Porting to Python 2.7
=====================

This section lists previously described changes and other bugfixes
that may require changes to your code:

* When using :class:`Decimal` instances with a string's
  :meth:`format` method, the default alignment was previously
  left-alignment.  This has been changed to right-alignment, which might
  change the output of your programs.
  (Changed by Mark Dickinson; :issue:`6857`.)

  Another :meth:`format`-related change: the default precision used
  for floating-point and complex numbers was changed from 6 decimal
  places to 12, which matches the precision used by :func:`str`.
  (Changed by Eric Smith; :issue:`5920`.)

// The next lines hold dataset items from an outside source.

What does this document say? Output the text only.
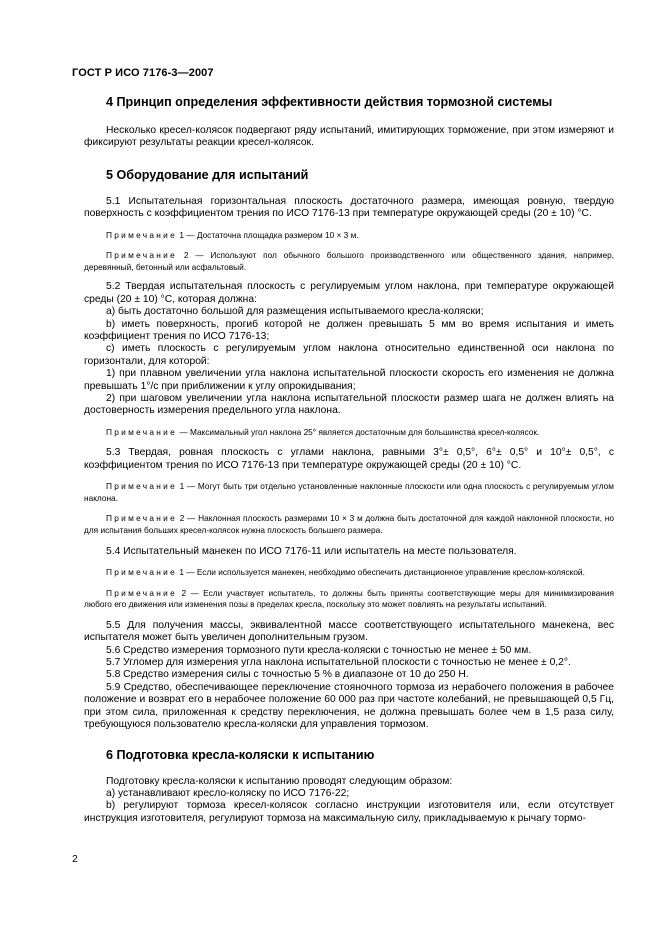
ГОСТ Р ИСО 7176-3—2007
4 Принцип определения эффективности действия тормозной системы

Несколько кресел-колясок подвергают ряду испытаний, имитирующих торможение, при этом измеряют и фиксируют результаты реакции кресел-колясок.

5 Оборудование для испытаний

5.1 Испытательная горизонтальная плоскость достаточного размера, имеющая ровную, твердую поверхность с коэффициентом трения по ИСО 7176-13 при температуре окружающей среды (20 ± 10) °С.

Примечание 1 — Достаточна площадка размером 10 × 3 м.

Примечание 2 — Используют пол обычного большого производственного или общественного здания, например, деревянный, бетонный или асфальтовый.

5.2 Твердая испытательная плоскость с регулируемым углом наклона, при температуре окружающей среды (20 ± 10) °С, которая должна:

а) быть достаточно большой для размещения испытываемого кресла-коляски;

b) иметь поверхность, прогиб которой не должен превышать 5 мм во время испытания и иметь коэффициент трения по ИСО 7176-13;

c) иметь плоскость с регулируемым углом наклона относительно единственной оси наклона по горизонтали, для которой:

1) при плавном увеличении угла наклона испытательной плоскости скорость его изменения не должна превышать 1°/с при приближении к углу опрокидывания;

2) при шаговом увеличении угла наклона испытательной плоскости размер шага не должен влиять на достоверность измерения предельного угла наклона.

Примечание — Максимальный угол наклона 25° является достаточным для большинства кресел-колясок.

5.3 Твердая, ровная плоскость с углами наклона, равными 3°± 0,5°, 6°± 0,5° и 10°± 0,5°, с коэффициентом трения по ИСО 7176-13 при температуре окружающей среды (20 ± 10) °С.

Примечание 1 — Могут быть три отдельно установленные наклонные плоскости или одна плоскость с регулируемым углом наклона.

Примечание 2 — Наклонная плоскость размерами 10 × 3 м должна быть достаточной для каждой наклонной плоскости, но для испытания больших кресел-колясок нужна плоскость большего размера.

5.4 Испытательный манекен по ИСО 7176-11 или испытатель на месте пользователя.

Примечание 1 — Если используется манекен, необходимо обеспечить дистанционное управление креслом-коляской.

Примечание 2 — Если участвует испытатель, то должны быть приняты соответствующие меры для минимизирования любого его движения или изменения позы в пределах кресла, поскольку это может повлиять на результаты испытаний.

5.5 Для получения массы, эквивалентной массе соответствующего испытательного манекена, вес испытателя может быть увеличен дополнительным грузом.

5.6 Средство измерения тормозного пути кресла-коляски с точностью не менее ± 50 мм.

5.7 Угломер для измерения угла наклона испытательной плоскости с точностью не менее ± 0,2°.

5.8 Средство измерения силы с точностью 5 % в диапазоне от 10 до 250 Н.

5.9 Средство, обеспечивающее переключение стояночного тормоза из нерабочего положения в рабочее положение и возврат его в нерабочее положение 60 000 раз при частоте колебаний, не превышающей 0,5 Гц, при этом сила, приложенная к средству переключения, не должна превышать более чем в 1,5 раза силу, требующуюся пользователю кресла-коляски для управления тормозом.

6 Подготовка кресла-коляски к испытанию

Подготовку кресла-коляски к испытанию проводят следующим образом:

а) устанавливают кресло-коляску по ИСО 7176-22;

b) регулируют тормоза кресел-колясок согласно инструкции изготовителя или, если отсутствует инструкция изготовителя, регулируют тормоза на максимальную силу, прикладываемую к рычагу тормо-

2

* Because of an optimization for the :keyword:`with` statement, the special
  methods :meth:`__enter__` and :meth:`__exit__` must belong to the object's
  type, and cannot be directly attached to the object's instance.  This
  affects new-style classes (derived from :class:`object`) and C extension
  types.  (:issue:`6101`.)

* The :meth:`readline` method of :class:`StringIO` objects now does
  nothing when a negative length is requested, as other file-like
  objects do.  (:issue:`7348`).

In the standard library:

* The ElementTree library, :mod:`xml.etree`, no longer escapes
  ampersands and angle brackets when outputting an XML processing
  instruction (which looks like `<?xml-stylesheet href="#style1"?>`)
  or comment (which looks like `<!-- comment -->`).
  (Patch by Neil Muller; :issue:`2746`.)

For C extensions:

* C extensions that use integer format codes with the ``PyArg_Parse*``
  family of functions will now raise a :exc:`TypeError` exception
  instead of triggering a :exc:`DeprecationWarning` (:issue:`5080`).

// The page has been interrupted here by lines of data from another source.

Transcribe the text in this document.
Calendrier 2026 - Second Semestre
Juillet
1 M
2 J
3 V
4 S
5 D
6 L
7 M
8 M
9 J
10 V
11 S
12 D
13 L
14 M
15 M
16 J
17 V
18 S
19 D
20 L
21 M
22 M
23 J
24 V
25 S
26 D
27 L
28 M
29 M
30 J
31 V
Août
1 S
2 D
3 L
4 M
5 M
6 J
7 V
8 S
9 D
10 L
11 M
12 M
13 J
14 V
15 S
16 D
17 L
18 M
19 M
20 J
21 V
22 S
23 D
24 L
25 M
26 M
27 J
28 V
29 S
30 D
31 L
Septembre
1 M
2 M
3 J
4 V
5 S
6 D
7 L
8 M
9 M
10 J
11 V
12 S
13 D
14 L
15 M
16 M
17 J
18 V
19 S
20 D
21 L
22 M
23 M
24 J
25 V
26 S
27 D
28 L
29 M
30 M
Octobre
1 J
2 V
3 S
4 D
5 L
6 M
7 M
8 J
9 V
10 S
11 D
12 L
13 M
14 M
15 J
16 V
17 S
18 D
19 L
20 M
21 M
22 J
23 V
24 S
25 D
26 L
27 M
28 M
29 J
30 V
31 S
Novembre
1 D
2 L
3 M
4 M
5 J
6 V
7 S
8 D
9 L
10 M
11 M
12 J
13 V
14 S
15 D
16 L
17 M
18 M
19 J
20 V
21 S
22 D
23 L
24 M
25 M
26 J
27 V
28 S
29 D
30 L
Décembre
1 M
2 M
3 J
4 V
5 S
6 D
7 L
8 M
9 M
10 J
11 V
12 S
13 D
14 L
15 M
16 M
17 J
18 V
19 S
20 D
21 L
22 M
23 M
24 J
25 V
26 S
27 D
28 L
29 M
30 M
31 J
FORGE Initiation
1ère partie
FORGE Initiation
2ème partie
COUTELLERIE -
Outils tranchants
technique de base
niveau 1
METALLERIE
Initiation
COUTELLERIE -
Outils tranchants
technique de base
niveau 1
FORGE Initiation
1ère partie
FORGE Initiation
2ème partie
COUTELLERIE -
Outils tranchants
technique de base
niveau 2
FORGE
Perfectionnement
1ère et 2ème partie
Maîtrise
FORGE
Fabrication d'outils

* Use the new :cfunc:`PyOS_string_to_double` function instead of the old
  :cfunc:`PyOS_ascii_strtod` and :cfunc:`PyOS_ascii_atof` functions,
  which are now deprecated.


.. ======================================================================


.. _acks27:

Acknowledgements
================

The author would like to thank the following people for offering
suggestions, corrections and assistance with various drafts of this
article: Ryan Lovett, Hugh Secker-Walker.